JTA president wants schools to be told of COVID-19-positive students

President of the Jamaica Teachers Association (JTA) Jasford Gabriel is calling on the Ministry of Health and Wellness to disclose to educators the number of children who have tested positive for COVID-19.

With 129 schools cleared to resume face-to-face classes by January 18, Gabriel argued that the educators need to know what is happening with their students.

“We are calling for a very efficient way to be found so that the particular schools can be advised as to whether they have any of their students testing positive because it is possible that students can show up at school, not all the parents and guardians are very vigilant and obviously that could expose an entire population,” Gabriel told the Jamaica Observer, as he underscored that the JTA had been front and centre in the discussions and commended the ministry for its “very cautious approach” to the reopening of schools.

Asked whether the disclosure of positive COVID-19 status of students could invite the fury of individuals on the grounds that their privacy was being invaded, Gabriel told the Observer that “parents have the responsibility to inform the schools and the administrators in the case that a child tests positive, and I think we need to think of more efficient ways, if it is the parents are willing to sign some kind of disclosure so that the information can go to the schools they would be under no duress to do that, but I think it is important to advise the schools”.

The JTA president added: “We want to contain [COVID-19] as much as possible; this is something we have to have more discussion and decisions on as we go forward as much as possible.”
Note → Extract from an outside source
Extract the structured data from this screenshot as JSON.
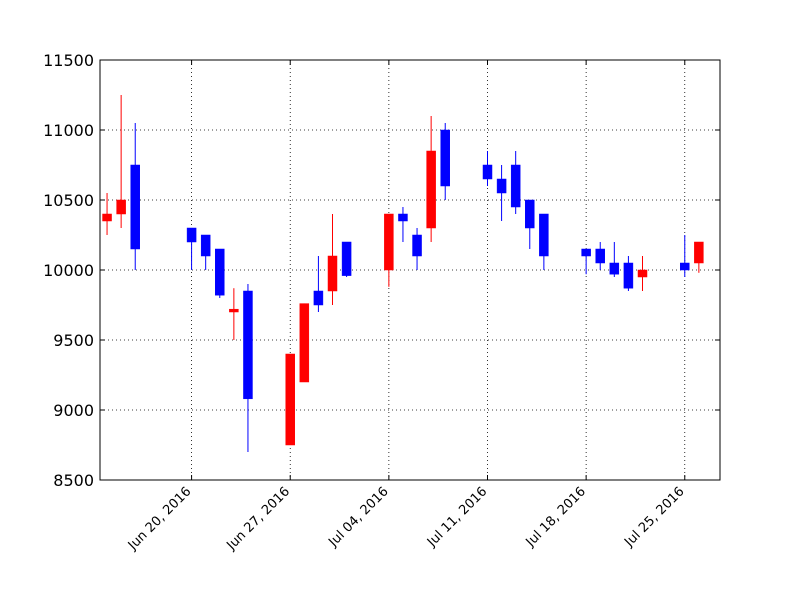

The Enforcement Orders for the Disaster Risk Management Act, which guides the country’s response to the pandemic states that no information shall be published which discloses the identity of:

(a) A person who has tested positive for, or who is suspected to have, the SARS–CoV-2 (Coronavirus COVID-19), or another person who is a family member of that person; or

(b) A person conducting any health examination, contact tracing or health investigation, in respect of any person mentioned in paragraph (a), without that person’s express consent, and an authorized officer may at any time make a direction to that effect.

In the meantime Gabriel pointed out that while 129 schools being approved for face-to-face classes “may seem a lot”, there are almost 1,000 public schools in the island.

“So this is almost 15 per cent of the number of schools across the county,” said Gabriel, as he argued that the situation has to remain fluid in terms of schools reopening and remaining open.

“Because come round about mid-January we will get a fair assessment as to the impact of the Christmas and new year’s festivities on the numbers, and so we have to leave the options open as far as pulling back if that is required and closing some of those institutions if it is we are having any serious increases in terms of the numbers, the next few days will be very interesting,” said Gabriel.

“The importance [of schools reopening] is not lost on us, especially concerning students who are to sit various external exams this year. Whatever we can do to help to ensure students get the best experience is very important, at the same time safety is paramount. We continue to call for rapid improvement in terms of the online experience, in terms of the Internet connectivity,” he added.